住民基本台帳人口移動報告

総務省が一昨日2022年の国内の人口移動状況を発表した。毎年発表されるものだがなぜか今年は総務省の発表資料まで覗いてガン見してみた。実に面白く味わい深い。ストックである日本の人口は少子化で毎年自然減が60万人を超える規模になったということは既にたくさん報道されているが、それとは別に転入出というフローの増減はまた別の意味を帯びる。人口減に苦しむ市町にとっては生死の自然減に加えフローの減の二重苦が襲うことになる。この資料で改めて思ったのは、3大都市圏、特に東京圏(東京/千葉/神奈川/埼玉)への転入超過のトレンドが依然続いているということ。高度成長期はピーク時で年間40万人、80年代以降もバブル崩壊やリーマンショック、今回のコロナ禍と、ときどき転入超過の規模が鈍る時期があるものの、基本年間10万人に近い転入超過が続いてきた。今回もいずれその規模に戻るだろう。東京一極集中の是正が叫ばれつつも、結局は東京に集中するという選択を国民はしている。ネット社会になって、どんな田舎でも映画館に行かずとも映画は見れるしアマゾンでどんなものも手に入る時代になって情報とモノを東京が独占する時代でなくなった。そんな新しい環境でも結局東京圏への集中は止まらない。まぁ、わかりますよ。東京圏と地方はリアルなパラレルワールドだ。公共交通機関を使えばクルマを持たなくてもどんなところにもたどり着く東京圏。仕事もおカネも友人も飲食もエンタメも全てある東京圏。地方にとってはパスポートの要らない海外だもの。少子化と同じで、人の本能的な「欲望」からくる行動や選択はバラマキやお願いでは絶対に反転できない。
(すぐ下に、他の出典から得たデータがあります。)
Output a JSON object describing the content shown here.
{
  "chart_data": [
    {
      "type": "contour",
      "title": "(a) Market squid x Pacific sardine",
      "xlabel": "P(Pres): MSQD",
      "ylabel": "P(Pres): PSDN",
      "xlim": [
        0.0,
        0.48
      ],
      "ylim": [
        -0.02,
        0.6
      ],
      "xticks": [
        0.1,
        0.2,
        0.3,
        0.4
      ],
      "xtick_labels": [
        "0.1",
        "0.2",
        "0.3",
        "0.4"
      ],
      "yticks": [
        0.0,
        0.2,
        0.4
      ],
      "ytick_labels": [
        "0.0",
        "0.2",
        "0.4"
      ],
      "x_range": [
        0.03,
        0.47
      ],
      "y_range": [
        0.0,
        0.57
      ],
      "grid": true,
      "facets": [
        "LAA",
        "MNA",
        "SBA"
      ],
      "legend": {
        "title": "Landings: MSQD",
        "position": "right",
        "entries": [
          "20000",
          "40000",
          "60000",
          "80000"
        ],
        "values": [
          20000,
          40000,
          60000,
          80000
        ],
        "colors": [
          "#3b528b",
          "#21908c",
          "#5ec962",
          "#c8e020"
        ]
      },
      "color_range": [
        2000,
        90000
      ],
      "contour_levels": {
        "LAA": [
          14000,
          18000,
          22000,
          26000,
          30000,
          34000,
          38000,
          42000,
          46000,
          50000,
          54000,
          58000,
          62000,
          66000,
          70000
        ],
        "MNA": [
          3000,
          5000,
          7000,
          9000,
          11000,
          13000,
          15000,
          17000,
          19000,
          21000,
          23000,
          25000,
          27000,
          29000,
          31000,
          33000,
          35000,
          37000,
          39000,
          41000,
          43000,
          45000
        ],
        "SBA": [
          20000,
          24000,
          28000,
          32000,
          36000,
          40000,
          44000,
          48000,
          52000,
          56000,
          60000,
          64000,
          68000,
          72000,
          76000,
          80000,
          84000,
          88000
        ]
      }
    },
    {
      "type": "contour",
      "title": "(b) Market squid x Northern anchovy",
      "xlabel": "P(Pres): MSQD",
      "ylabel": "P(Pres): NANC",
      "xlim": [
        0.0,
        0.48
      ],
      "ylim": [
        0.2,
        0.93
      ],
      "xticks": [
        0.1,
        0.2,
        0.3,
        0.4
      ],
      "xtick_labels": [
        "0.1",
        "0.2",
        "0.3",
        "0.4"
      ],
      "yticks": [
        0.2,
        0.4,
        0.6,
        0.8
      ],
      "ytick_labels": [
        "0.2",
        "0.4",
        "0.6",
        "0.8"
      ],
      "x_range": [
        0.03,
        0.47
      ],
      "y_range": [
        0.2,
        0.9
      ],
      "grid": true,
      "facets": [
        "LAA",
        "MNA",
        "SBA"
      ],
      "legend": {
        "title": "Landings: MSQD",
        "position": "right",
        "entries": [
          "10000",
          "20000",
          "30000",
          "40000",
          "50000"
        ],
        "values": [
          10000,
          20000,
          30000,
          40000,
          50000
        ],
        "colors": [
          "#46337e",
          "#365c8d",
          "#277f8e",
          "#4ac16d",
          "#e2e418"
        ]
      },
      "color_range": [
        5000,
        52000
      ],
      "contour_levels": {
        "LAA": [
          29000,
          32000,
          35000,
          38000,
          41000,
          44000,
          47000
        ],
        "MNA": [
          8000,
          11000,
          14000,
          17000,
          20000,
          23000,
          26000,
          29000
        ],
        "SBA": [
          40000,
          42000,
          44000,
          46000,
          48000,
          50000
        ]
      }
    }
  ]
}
消滅危険といわれる地方に住んでみてそのことはよくわかった。そんな中でも福岡市が特異な磁力を持っていることはこの調査でもよく表れている。あと、65歳以上の限ってみれば、札幌市が全国ダントツの転入超なんですね。これは理由は明快(たぶん)。札幌は目下高齢者マンションの建設ラッシュ。いい施設がたくさん建って入居待機老人をたくさん産んでいる。道内だけではなく本州からも移住してくるらしい。日本の勝ち組は3大都市圏+札幌、福岡で決まりのようだ。やがて1億人をきって2100年には5〜6千万人といまの規模から半減する日本。いずれこれらの都市に人を集中させないと逆に持たない国にきっとなるのだろう。